Literature DB >> 24330504

Cardiomyopathy reverses with recovery of liver injury, cholestasis and cholanemia in mouse model of biliary fibrosis.

Moreshwar S Desai1, Zeena Eblimit, Sundararajah Thevananther, Astrid Kosters, David D Moore, Daniel J Penny, Saul J Karpen.   

Abstract

BACKGROUND: Triggers and exacerbants of cirrhotic cardiomyopathy (CC) are poorly understood, limiting treatment options in patients with chronic liver diseases. Liver transplantation alone reverses some features of CC, but the physiology behind this effect has never been studied. AIMS: We aimed to determine whether reversal of liver injury and fibrosis in mouse affects cardiac parameters. The second aim was to determine whether cardiomyopathy can be induced by specifically increasing systemic bile acid (BA) levels.
METHODS: 6-8 week old male C57BL6J mice were fed either chow (n = 5) or 3,5-diethoxycarbonyl-1,4-dihydroxychollidine (DDC) (n = 10) for 3 weeks. At the end of 3 weeks, half the mice in the DDC fed group were randomized to chow (the reversed [REV] group). Serial ECHOs and electrocardiographic analysis was conducted weekly for 6 weeks followed by liver tissue and serum studies. Hearts were analysed for key components of function and cell signalling.

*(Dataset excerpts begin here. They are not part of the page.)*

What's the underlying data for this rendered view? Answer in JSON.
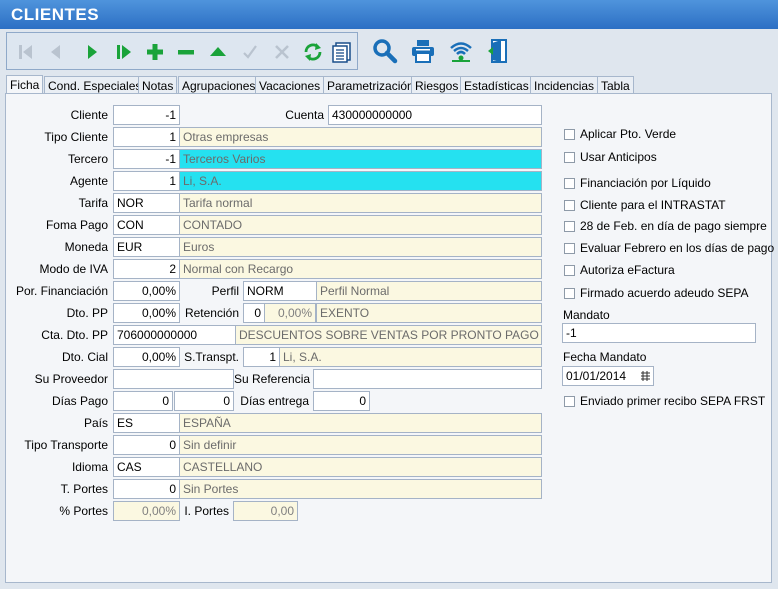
{
  "window": {
    "title": "CLIENTES"
  },
  "toolbar": {
    "buttons": [
      {
        "name": "first-record-icon"
      },
      {
        "name": "previous-record-icon"
      },
      {
        "name": "next-record-icon"
      },
      {
        "name": "last-record-icon"
      },
      {
        "name": "add-record-icon"
      },
      {
        "name": "delete-record-icon"
      },
      {
        "name": "edit-record-icon"
      },
      {
        "name": "confirm-icon"
      },
      {
        "name": "cancel-icon"
      },
      {
        "name": "refresh-icon"
      },
      {
        "name": "list-view-icon"
      }
    ],
    "secondary": [
      {
        "name": "search-icon"
      },
      {
        "name": "print-icon"
      },
      {
        "name": "signal-icon"
      },
      {
        "name": "exit-door-icon"
      }
    ]
  },
  "tabs": [
    {
      "label": "Ficha",
      "active": true
    },
    {
      "label": "Cond. Especiales"
    },
    {
      "label": "Notas"
    },
    {
      "label": "Agrupaciones"
    },
    {
      "label": "Vacaciones"
    },
    {
      "label": "Parametrización"
    },
    {
      "label": "Riesgos"
    },
    {
      "label": "Estadísticas"
    },
    {
      "label": "Incidencias"
    },
    {
      "label": "Tabla"
    }
  ],
  "form": {
    "cliente": {
      "label": "Cliente",
      "value": "-1"
    },
    "cuenta": {
      "label": "Cuenta",
      "value": "430000000000"
    },
    "tipo_cliente": {
      "label": "Tipo Cliente",
      "value": "1",
      "desc": "Otras empresas"
    },
    "tercero": {
      "label": "Tercero",
      "value": "-1",
      "desc": "Terceros Varios"
    },
    "agente": {
      "label": "Agente",
      "value": "1",
      "desc": "Li, S.A."
    },
    "tarifa": {
      "label": "Tarifa",
      "value": "NOR",
      "desc": "Tarifa normal"
    },
    "forma_pago": {
      "label": "Foma Pago",
      "value": "CON",
      "desc": "CONTADO"
    },
    "moneda": {
      "label": "Moneda",
      "value": "EUR",
      "desc": "Euros"
    },
    "modo_iva": {
      "label": "Modo de IVA",
      "value": "2",
      "desc": "Normal con Recargo"
    },
    "por_financiacion": {
      "label": "Por. Financiación",
      "value": "0,00%"
    },
    "perfil": {
      "label": "Perfil",
      "value": "NORM",
      "desc": "Perfil Normal"
    },
    "dto_pp": {
      "label": "Dto. PP",
      "value": "0,00%"
    },
    "retencion": {
      "label": "Retención",
      "value": "0",
      "pct": "0,00%",
      "desc": "EXENTO"
    },
    "cta_dto_pp": {
      "label": "Cta. Dto. PP",
      "value": "706000000000",
      "desc": "DESCUENTOS SOBRE VENTAS POR PRONTO PAGO DE MI"
    },
    "dto_cial": {
      "label": "Dto. Cial",
      "value": "0,00%"
    },
    "s_transpt": {
      "label": "S.Transpt.",
      "value": "1",
      "desc": "Li, S.A."
    },
    "su_proveedor": {
      "label": "Su Proveedor",
      "value": ""
    },
    "su_referencia": {
      "label": "Su Referencia",
      "value": ""
    },
    "dias_pago": {
      "label": "Días Pago",
      "value1": "0",
      "value2": "0"
    },
    "dias_entrega": {
      "label": "Días entrega",
      "value": "0"
    },
    "pais": {
      "label": "País",
      "value": "ES",
      "desc": "ESPAÑA"
    },
    "tipo_transporte": {
      "label": "Tipo Transporte",
      "value": "0",
      "desc": "Sin definir"
    },
    "idioma": {
      "label": "Idioma",
      "value": "CAS",
      "desc": "CASTELLANO"
    },
    "t_portes": {
      "label": "T. Portes",
      "value": "0",
      "desc": "Sin Portes"
    },
    "pct_portes": {
      "label": "% Portes",
      "value": "0,00%"
    },
    "i_portes": {
      "label": "I. Portes",
      "value": "0,00"
    }
  },
  "options": {
    "aplicar_pto_verde": {
      "label": "Aplicar Pto. Verde",
      "checked": false
    },
    "usar_anticipos": {
      "label": "Usar Anticipos",
      "checked": false
    },
    "financiacion_liquido": {
      "label": "Financiación por Líquido",
      "checked": false
    },
    "cliente_intrastat": {
      "label": "Cliente para el INTRASTAT",
      "checked": false
    },
    "feb28": {
      "label": "28 de Feb. en día de pago siempre",
      "checked": false
    },
    "evaluar_febrero": {
      "label": "Evaluar Febrero en los días de pago",
      "checked": false
    },
    "autoriza_efactura": {
      "label": "Autoriza eFactura",
      "checked": false
    },
    "firmado_sepa": {
      "label": "Firmado acuerdo adeudo SEPA",
      "checked": false
    },
    "mandato": {
      "label": "Mandato",
      "value": "-1"
    },
    "fecha_mandato": {
      "label": "Fecha Mandato",
      "value": "01/01/2014"
    },
    "enviado_sepa": {
      "label": "Enviado primer recibo SEPA FRST",
      "checked": false
    }
  },
  "colors": {
    "title_bar": "#3a80d2",
    "highlight_field": "#25e1f0",
    "description_field": "#fbf8e1",
    "green_icon": "#1aa33a",
    "blue_icon": "#1a6fb8"
  }
}
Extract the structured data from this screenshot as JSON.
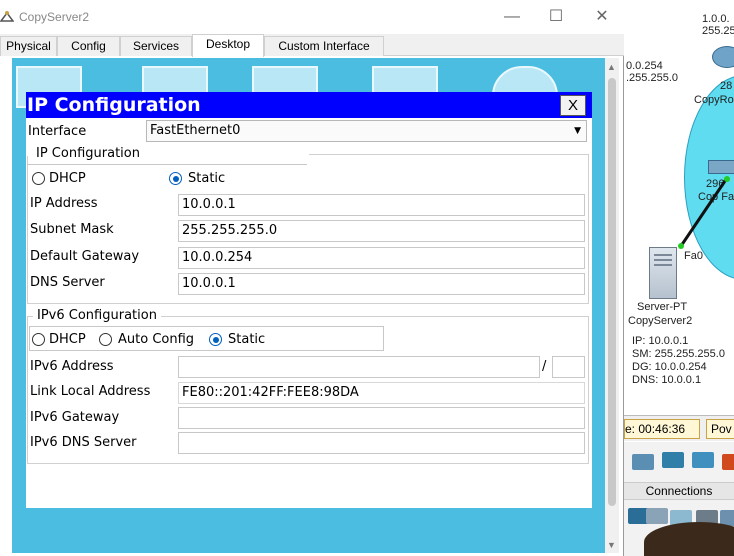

Cardiac physiological and molecular parameters were similarly analysed in Abcb11(-/-) mice (n = 5/grp) fed 0.5% cholic acid supplemented diet for 1 week.
RESULTS: Mice in the REV group showed normalization of biochemical markers of liver injury with resolution of electrocardiographic and ECHO aberrations. Catecholamine resistance seen in DDC group resolved in the REV group. Cardiac recovery was accompanied by normalization of cardiac troponin-T2 as well as resolution of cardiac stress response at RNA level. Cardiovascular physiological and molecular parameters correlated with degree of cholanemia. Cardiomyopathy was reproduced in cholanemic BA fed Abcb11(-/-) mice.
CONCLUSIONS: Cardiomyopathy resolves with resolution of liver injury, is associated with cholanaemia, and can be induced by BA feeding.
© 2013 John Wiley & Sons A/S. Published by John Wiley & Sons Ltd.

Entities:  

Keywords:  bile acid-myocardial interaction; cardiac adaptation; cholanaemia; hepatic - cardiopathy; liver injury

Mesh:

Substances:

Year:  2014        PMID: 24330504      PMCID: PMC4057995          DOI: 10.1111/liv.12438

Source DB:  PubMed          Journal:  Liver Int        ISSN: 1478-3223            Impact factor:   5.828


  46 in total

1.  Switching metabolic genes to build a better heart.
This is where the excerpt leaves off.